Back in 1981, Caves had completed his Ph.D. and was doing a research fellowship at the California Institute of Technology, and he suggested using “squeezed light” to essentially improve an interferometer’s detection capability.
Fast-forward through nearly 40 years of scientific research, and Caves’ squeezed-light idea has in recent years been used to study colliding black holes and neutron stars at the Laser Interferometer Gravitational-Wave Observatory. That’s a large-scale physics experiment in cosmic gravitational waves using massive instruments in Washington state and Louisiana.
And Caves pointed out the LIGO experiment has cost about $1 billion.
“If you have an idea that makes a billion-dollar project work better, it gets a lot of attention,” he said.
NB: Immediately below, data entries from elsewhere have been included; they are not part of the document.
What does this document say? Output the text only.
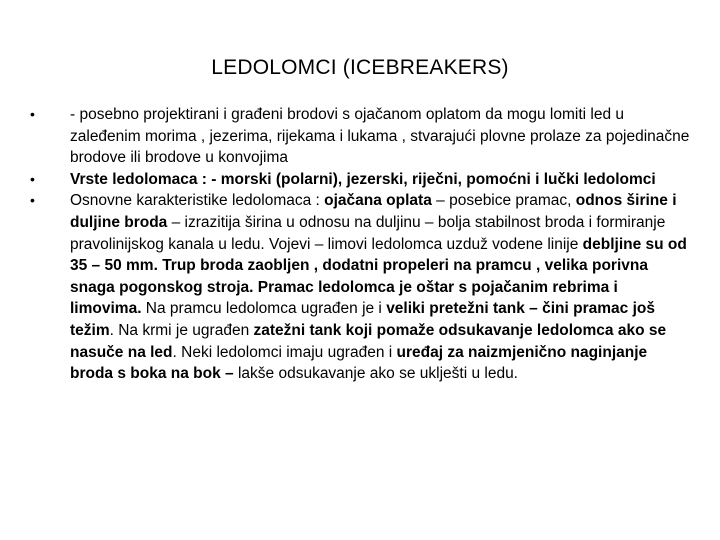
LEDOLOMCI (ICEBREAKERS)
•	- posebno projektirani i građeni brodovi s ojačanom oplatom da mogu lomiti led u zaleđenim morima , jezerima, rijekama i lukama , stvarajući plovne prolaze za pojedinačne brodove ili brodove u konvojima
•	Vrste ledolomaca : - morski (polarni), jezerski, riječni, pomoćni i lučki ledolomci
•	Osnovne karakteristike ledolomaca : ojačana oplata – posebice pramac, odnos širine i duljine broda – izrazitija širina u odnosu na duljinu – bolja stabilnost broda i formiranje pravolinijskog kanala u ledu. Vojevi – limovi ledolomca uzduž vodene linije debljine su od 35 – 50 mm. Trup broda zaobljen , dodatni propeleri na pramcu , velika porivna snaga pogonskog stroja. Pramac ledolomca je oštar s pojačanim rebrima i limovima. Na pramcu ledolomca ugrađen je i veliki pretežni tank – čini pramac još težim. Na krmi je ugrađen zatežni tank koji pomaže odsukavanje ledolomca ako se nasuče na led. Neki ledolomci imaju ugrađen i uređaj za naizmjenično naginjanje broda s boka na bok – lakše odsukavanje ako se uklješti u ledu.
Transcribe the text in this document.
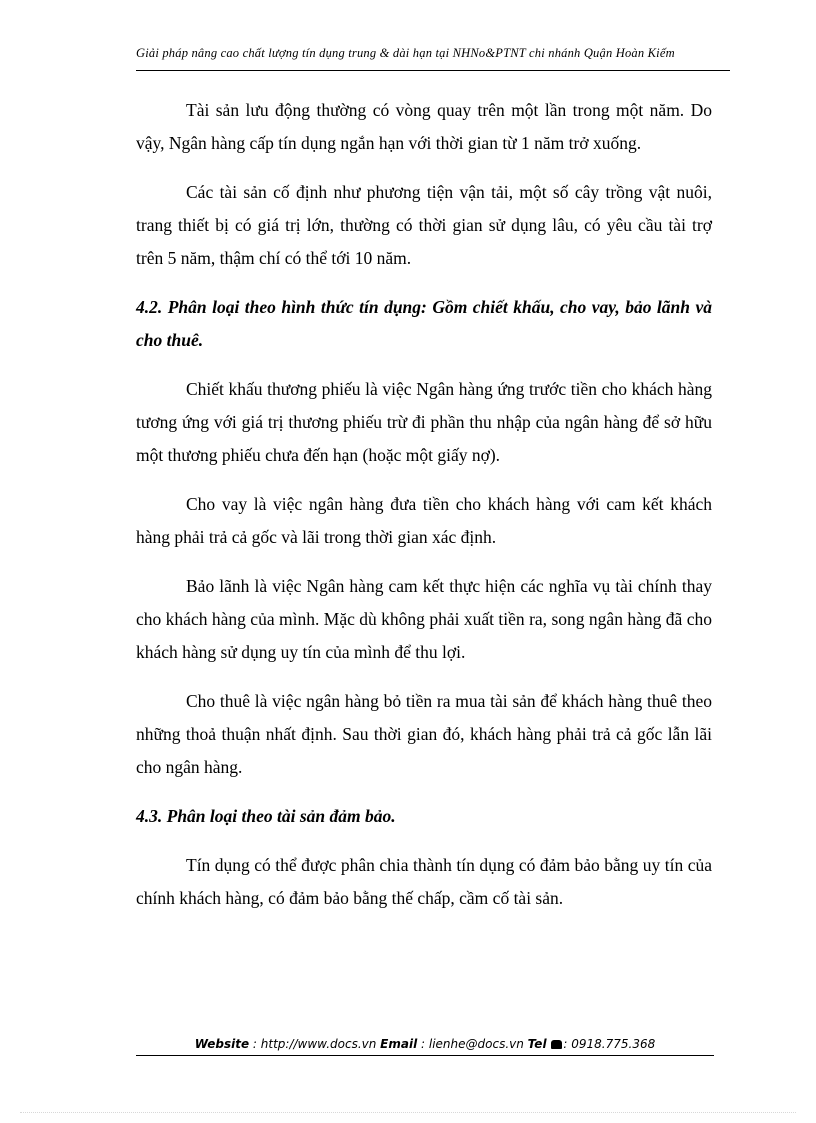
Giải pháp nâng cao chất lượng tín dụng trung & dài hạn tại NHNo&PTNT chi nhánh Quận Hoàn Kiếm

Tài sản lưu động thường có vòng quay trên một lần trong một năm. Do vậy, Ngân hàng cấp tín dụng ngắn hạn với thời gian từ 1 năm trở xuống.

Các tài sản cố định như phương tiện vận tải, một số cây trồng vật nuôi, trang thiết bị có giá trị lớn, thường có thời gian sử dụng lâu, có yêu cầu tài trợ trên 5 năm, thậm chí có thể tới 10 năm.

4.2. Phân loại theo hình thức tín dụng: Gồm chiết khấu, cho vay, bảo lãnh và cho thuê.

Chiết khấu thương phiếu là việc Ngân hàng ứng trước tiền cho khách hàng tương ứng với giá trị thương phiếu trừ đi phần thu nhập của ngân hàng để sở hữu một thương phiếu chưa đến hạn (hoặc một giấy nợ).

Cho vay là việc ngân hàng đưa tiền cho khách hàng với cam kết khách hàng phải trả cả gốc và lãi trong thời gian xác định.

Bảo lãnh là việc Ngân hàng cam kết thực hiện các nghĩa vụ tài chính thay cho khách hàng của mình. Mặc dù không phải xuất tiền ra, song ngân hàng đã cho khách hàng sử dụng uy tín của mình để thu lợi.

Cho thuê là việc ngân hàng bỏ tiền ra mua tài sản để khách hàng thuê theo những thoả thuận nhất định. Sau thời gian đó, khách hàng phải trả cả gốc lẫn lãi cho ngân hàng.

4.3. Phân loại theo tài sản đảm bảo.

Tín dụng có thể được phân chia thành tín dụng có đảm bảo bằng uy tín của chính khách hàng, có đảm bảo bằng thế chấp, cầm cố tài sản.

Website : http://www.docs.vn Email : lienhe@docs.vn Tel : 0918.775.368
Caves has worked at UNM since 1992 after launching his career at Caltech and then the University of Southern California.
He recently retired as director of the Center for Quantum Information and Control and said he plans to spend the rest of his career writing papers and assisting young researchers doing postdoctoral work.
“That’s what I like doing, and that’s what I do well,” he said.
UNM Provost James Holloway said Caves has made extraordinary contributions in his field.
“His election to the National Academy of Sciences is a career-capping honor in a long list of honors and awards he has received for his work,” Holloway said. “For a U.S. scientist, this election is considered perhaps the most prominent national honor. Professor Caves is still actively working and publishing, and contributing to the frontiers of human knowledge.”